Most of the media attention following Thursday's CRTC announcement focused on new "pick-and-pay" channel options and basic packages.
However, some groups say the little-discussed proposal for a new wholesale code of conduct is key to make sure those changes work by reforming the way smaller cable companies can compete with vertically integrated giants..
Cable companies generally create their own channels or use the "wholesale" system of paying companies that offer channels a set amount of money per subscriber per month.
While the CRTC currently has a guide for wholesale agreements, the system leaves room for potential problems, because so-called vertically integrated companies own the channels and also control how they're distributed, without enough oversight, some say.
The changes announced Thursday would give smaller companies more protection by taking away the ability of vertically integrated companies to unreasonably demand minimum levels of viewers or revenue from smaller distributors in order to carry popular channels.

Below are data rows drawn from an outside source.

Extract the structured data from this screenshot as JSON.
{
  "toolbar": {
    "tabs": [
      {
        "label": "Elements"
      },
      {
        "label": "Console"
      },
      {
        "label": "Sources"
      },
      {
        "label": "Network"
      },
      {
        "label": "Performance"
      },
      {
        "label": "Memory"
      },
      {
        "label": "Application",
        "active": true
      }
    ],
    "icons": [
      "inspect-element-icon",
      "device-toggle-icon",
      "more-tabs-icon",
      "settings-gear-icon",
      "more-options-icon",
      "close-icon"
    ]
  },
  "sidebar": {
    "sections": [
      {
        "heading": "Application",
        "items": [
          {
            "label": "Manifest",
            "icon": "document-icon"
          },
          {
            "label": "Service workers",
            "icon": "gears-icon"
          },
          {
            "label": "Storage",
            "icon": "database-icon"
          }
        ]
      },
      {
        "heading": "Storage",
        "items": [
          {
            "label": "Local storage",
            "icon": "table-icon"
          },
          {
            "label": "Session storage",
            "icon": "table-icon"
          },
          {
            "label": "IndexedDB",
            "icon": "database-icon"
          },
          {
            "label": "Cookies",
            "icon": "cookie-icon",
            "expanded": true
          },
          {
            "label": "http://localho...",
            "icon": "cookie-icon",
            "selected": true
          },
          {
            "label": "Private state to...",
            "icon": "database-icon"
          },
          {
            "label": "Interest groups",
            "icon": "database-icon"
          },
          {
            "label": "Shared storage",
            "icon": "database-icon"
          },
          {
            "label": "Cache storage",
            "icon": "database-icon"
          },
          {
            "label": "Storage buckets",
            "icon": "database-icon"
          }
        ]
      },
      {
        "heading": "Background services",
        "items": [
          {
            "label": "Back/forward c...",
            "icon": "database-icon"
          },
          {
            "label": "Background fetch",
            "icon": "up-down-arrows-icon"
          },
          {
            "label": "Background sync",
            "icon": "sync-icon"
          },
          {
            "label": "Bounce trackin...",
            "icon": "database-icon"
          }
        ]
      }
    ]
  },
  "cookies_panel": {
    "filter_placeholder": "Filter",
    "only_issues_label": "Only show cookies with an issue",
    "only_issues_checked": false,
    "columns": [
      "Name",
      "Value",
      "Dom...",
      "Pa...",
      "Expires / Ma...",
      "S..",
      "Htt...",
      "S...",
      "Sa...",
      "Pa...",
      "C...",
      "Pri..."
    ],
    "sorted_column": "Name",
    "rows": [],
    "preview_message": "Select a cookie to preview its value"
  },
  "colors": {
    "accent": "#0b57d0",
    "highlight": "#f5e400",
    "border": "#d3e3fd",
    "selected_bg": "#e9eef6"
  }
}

That dynamic can affect how channels are packaged and priced.
"In our view it's probably the most critical part of the decision," said Chris Edwards, vice-president of corporate and regulatory affairs with the Canadian Cable Systems Alliance, a group representing more than 100 independent cable companies servicing more than 700,000 customers.
"These are the very things that potentially stand in the way of the CRTC being able to deliver customers choice and flexibility, as long as those sorts of provisions are allowed to stand," he said.
New, stronger regulations instead of old guidelines
The Public Interest Advocacy Centre, which lobbies for the interests of consumers and which participated in the CRTC's "Let's Talk TV" series of consultations, said Thursday's announcement brings the CRTC's powers from a patchwork set of codes and guidelines to a widespread, mandatory regulation, giving it more power.
The centre's legal counsel Alisia Lau said this oversight is key to making sure prices stay fair under the new model.
"I think the [CRTC] seems to be more concerned [about] mandating pick-and-pay, but because of what happens at the wholesale negotiation level the individual price for each channel would be so high that it would be impractical for consumers," she said.
"[The changes are] hoping to prevent that unfair, anti-competitive behaviour."
Otherwise, Edwards, said smaller companies could be squeezed out, meaning less choice for consumers.
"There is a huge imbalance of power between our members and the people they're buying their product from," he said in an interview.
"Part of this whole thing, and the commission has made this as a finding of fact, is that vertically integrated companies have both the incentive and the ability to act anti-competitively and essentially to make life difficult for competitors who compete with them, like our members.… it's down at the level of the contract where that happens, all the sort of packaging terms and the pricing terms."
Chance to comment until May 4
Edwards said the CRTC would also have new powers to look at every wholesale agreement reached between companies offering channels and cable companies.
"One of the things they've said is, 'We recognize it can be dangerous and costly for smaller guys to complain about what's happening with some of these contracts, so if we see something that's offside, we'll step up on our own initiative.'"
"That's a very important part of this decision for us."
The CRTC is still taking feedback on these proposed regulations until May 4 by an online form, by mail or by fax, with the goal of having them finalized in September.
CBC News emailed Rogers, Bell, Corus and Shaw for comment on the proposed wholesale code.
Corus and Rogers did not answer, a spokesperson from Bell refused to comment and a Shaw spokesperson referred back to Thursday's statement from CEO Brad Shaw which said the company supports the CRTC decision, which gives opportunities despite its challenges.